A pot of silver at the end of the rainbow?
Irish eyes were smiling on Virginia City Friday as celebrants put on green top hats and marched down C Street during the annual Saint Patrick’s Day parade.
The parade’s highlight was a leprechaun, or near facsimile, riding a camel and handing out Irish candy to children watching from wooden sidewalks. The costume was the creative endeavor of Fresno-resident Bill Robinson.
Children of the first-grade class of Hugh Gallagher Elementary School were also in tow, yelling and waving to moms and dads, faces painted green and gold with four-leaf clovers and pots of gold.
Bill Tierney, from Sparks, and Jack Sheets, from Reno, came up for the day to get away from the hustle and bustle of the city and express their Irish heritage.
“I like everything Irish, except I don’t like the Guinness,” said Tierney. “There are only two types of people in the world: Those who are Irish and those that wish they were Irish.”
Tierney and Sheets said they were waiting for “the girls” to come into town to slow them down at the bars. “It’s just a little retirement fun,” Tierney laughed.
Cathylee James, her daughter Daisy, 5, and son Shyler, 7, got a reprieve from their workdays to scope out the action.
James’s kids were on their school lunch breaks.
“There are something like 13 parades here a year,” said James, who has lived in Virginia City for several years. “But we always have fun. It’s a chance for everybody to come out and say hi to their neighbors.”

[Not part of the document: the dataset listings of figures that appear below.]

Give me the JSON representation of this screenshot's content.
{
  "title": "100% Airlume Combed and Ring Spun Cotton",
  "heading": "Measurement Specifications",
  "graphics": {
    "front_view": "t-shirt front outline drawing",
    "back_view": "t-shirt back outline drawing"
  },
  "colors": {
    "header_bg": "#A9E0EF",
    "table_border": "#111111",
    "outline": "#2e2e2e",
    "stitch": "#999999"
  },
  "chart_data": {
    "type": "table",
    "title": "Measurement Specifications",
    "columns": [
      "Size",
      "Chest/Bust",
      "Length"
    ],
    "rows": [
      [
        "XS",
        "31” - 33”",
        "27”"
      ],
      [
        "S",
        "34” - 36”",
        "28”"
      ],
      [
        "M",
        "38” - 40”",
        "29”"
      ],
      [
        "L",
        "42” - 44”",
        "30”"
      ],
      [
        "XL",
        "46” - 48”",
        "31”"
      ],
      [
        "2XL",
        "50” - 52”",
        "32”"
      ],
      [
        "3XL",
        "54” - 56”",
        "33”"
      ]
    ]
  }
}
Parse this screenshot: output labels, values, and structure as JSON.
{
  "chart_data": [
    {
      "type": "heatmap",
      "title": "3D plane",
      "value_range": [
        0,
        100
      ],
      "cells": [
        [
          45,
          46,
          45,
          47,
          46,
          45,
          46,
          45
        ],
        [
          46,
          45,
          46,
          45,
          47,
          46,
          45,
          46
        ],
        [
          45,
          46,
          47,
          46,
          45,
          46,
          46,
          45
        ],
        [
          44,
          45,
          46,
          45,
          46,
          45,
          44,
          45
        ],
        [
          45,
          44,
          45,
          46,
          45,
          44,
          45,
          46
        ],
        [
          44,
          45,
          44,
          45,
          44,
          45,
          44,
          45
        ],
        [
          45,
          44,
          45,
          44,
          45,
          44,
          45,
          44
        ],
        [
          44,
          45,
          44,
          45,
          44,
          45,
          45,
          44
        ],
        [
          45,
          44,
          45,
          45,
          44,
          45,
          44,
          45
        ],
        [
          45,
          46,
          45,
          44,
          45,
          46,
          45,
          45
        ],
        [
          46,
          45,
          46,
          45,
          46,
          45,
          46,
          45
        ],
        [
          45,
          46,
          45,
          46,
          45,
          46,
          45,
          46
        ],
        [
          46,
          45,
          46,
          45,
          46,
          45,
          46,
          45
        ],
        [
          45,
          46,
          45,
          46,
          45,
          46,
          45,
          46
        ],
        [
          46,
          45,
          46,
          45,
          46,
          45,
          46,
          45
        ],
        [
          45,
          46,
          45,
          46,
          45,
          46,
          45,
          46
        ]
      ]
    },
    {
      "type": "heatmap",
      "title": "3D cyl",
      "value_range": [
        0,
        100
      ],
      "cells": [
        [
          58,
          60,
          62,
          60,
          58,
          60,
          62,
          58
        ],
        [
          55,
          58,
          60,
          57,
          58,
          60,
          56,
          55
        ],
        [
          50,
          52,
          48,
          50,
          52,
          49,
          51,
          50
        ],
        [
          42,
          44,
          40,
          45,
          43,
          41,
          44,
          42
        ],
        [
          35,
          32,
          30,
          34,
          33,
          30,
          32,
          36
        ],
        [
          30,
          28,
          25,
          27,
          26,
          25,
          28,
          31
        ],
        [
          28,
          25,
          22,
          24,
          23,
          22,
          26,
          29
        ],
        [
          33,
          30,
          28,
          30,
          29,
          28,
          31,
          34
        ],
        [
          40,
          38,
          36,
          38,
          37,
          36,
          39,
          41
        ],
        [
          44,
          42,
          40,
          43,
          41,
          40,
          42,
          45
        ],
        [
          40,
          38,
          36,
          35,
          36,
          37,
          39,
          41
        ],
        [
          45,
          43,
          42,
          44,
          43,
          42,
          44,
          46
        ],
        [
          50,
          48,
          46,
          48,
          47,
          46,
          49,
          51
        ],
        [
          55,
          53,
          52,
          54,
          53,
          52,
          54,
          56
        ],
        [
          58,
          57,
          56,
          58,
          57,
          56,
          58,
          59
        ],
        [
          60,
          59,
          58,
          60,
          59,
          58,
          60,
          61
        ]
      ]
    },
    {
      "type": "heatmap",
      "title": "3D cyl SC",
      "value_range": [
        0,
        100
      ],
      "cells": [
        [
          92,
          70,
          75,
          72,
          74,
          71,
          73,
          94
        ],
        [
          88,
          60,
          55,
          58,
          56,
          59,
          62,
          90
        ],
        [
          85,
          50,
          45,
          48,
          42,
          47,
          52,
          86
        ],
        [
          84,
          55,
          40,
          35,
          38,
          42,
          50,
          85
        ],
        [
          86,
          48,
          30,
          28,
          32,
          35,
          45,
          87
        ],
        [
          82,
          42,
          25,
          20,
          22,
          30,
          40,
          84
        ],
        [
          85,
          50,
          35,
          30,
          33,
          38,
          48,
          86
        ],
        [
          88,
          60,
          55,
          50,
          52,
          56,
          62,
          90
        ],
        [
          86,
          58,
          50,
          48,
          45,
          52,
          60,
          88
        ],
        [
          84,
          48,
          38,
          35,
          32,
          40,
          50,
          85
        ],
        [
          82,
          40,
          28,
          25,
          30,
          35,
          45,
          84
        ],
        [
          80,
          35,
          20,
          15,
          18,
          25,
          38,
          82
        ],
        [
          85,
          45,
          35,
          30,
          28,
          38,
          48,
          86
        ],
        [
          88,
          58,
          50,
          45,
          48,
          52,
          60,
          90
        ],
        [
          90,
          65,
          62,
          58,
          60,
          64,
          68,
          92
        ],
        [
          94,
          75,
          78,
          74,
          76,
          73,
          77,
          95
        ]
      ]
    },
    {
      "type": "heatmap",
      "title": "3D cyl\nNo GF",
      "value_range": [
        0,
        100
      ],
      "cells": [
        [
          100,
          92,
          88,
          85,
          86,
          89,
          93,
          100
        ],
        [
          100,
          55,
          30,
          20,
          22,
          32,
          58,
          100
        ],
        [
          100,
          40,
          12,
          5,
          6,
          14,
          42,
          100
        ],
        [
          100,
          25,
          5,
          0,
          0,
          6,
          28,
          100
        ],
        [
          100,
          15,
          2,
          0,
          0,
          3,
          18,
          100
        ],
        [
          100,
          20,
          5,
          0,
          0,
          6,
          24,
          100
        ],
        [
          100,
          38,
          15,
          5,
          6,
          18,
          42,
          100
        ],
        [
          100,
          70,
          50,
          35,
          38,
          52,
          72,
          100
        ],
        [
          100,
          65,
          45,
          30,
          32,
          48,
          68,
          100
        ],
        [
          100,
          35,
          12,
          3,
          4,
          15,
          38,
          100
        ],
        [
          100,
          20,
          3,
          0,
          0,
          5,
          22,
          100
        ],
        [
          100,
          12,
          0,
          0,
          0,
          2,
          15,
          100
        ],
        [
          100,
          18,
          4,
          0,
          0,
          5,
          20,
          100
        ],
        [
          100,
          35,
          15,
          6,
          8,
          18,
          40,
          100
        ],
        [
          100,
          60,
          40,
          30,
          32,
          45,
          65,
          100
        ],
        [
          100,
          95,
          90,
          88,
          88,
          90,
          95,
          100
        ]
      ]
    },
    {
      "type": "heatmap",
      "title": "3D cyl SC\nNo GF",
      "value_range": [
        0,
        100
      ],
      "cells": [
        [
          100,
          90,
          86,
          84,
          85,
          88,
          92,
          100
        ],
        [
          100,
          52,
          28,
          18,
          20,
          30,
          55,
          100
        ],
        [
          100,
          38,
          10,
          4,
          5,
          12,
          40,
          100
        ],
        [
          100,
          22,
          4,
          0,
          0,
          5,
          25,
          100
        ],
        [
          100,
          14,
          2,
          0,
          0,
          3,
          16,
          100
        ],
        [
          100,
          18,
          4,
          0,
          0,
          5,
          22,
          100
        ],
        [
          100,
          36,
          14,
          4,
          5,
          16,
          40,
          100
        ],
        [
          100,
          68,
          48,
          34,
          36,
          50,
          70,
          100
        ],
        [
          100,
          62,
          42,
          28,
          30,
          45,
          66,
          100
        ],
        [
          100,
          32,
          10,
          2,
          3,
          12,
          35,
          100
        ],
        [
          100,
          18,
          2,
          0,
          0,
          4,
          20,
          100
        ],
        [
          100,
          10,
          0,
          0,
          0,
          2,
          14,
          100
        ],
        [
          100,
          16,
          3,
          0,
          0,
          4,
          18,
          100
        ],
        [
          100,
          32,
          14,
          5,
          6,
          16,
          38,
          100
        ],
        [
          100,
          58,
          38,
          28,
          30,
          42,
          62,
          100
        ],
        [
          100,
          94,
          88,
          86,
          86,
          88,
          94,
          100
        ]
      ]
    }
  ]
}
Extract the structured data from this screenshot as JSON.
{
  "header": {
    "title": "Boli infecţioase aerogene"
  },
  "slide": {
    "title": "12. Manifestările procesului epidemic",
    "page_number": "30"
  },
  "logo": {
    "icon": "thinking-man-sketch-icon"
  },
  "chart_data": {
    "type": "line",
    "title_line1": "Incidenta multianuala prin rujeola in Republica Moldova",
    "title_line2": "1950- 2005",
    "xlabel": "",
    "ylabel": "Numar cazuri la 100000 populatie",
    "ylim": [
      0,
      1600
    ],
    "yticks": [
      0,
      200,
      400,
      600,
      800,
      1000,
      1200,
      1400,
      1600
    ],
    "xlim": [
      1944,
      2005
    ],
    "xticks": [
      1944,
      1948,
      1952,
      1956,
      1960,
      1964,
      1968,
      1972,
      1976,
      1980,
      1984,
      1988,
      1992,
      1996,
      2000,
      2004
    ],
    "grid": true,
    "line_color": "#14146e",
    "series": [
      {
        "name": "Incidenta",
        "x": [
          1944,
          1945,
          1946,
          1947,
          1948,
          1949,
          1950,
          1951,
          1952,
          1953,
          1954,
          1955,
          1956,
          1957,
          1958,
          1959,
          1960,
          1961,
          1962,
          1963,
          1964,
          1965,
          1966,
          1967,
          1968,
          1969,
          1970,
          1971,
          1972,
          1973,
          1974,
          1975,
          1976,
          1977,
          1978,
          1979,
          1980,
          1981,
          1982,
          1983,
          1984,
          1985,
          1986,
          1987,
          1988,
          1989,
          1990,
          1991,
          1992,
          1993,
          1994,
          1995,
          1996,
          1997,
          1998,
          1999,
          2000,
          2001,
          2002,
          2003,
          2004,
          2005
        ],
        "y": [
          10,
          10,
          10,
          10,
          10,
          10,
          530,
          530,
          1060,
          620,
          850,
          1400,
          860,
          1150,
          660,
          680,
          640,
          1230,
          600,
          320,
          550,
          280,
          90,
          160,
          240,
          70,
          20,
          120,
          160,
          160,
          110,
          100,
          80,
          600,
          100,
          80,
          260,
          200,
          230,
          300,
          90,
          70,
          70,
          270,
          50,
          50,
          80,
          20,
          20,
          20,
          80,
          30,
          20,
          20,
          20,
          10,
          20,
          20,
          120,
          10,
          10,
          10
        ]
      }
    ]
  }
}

Daisy and Shyler were equally excited about the parade. Both uttered exclamations of “neat” and “cool” as the the Veteran’s of Foreign Wars Dayton Valley Post rolled by, or members or the Virginia City Gunslingers and Saloon Girls came over to hand them candy.
The club also put on a gunfight near the Delta Saloon. Member Larry Deming said the club, which is about five years old, puts on the shows to entertain, no matter what the occasion.
“We pay for all our own stuff and brandish all our own shells,” he said. The club is 35 members strong.
In Carson City, the Sagebrush Sons of Erin, a secret society, honored Bart and Terry Cantua of the Creekside Deli.
The Cantuas received their own blarney stone, complete with a plaque listing their names.
The rock was delivered sometime during the night by the Sons of Erin.
The tradition goes back to 1980 and expresses appreciation for those who have made contributions to the community.
Milt Manoukian was the first recipient of the stone in 1981.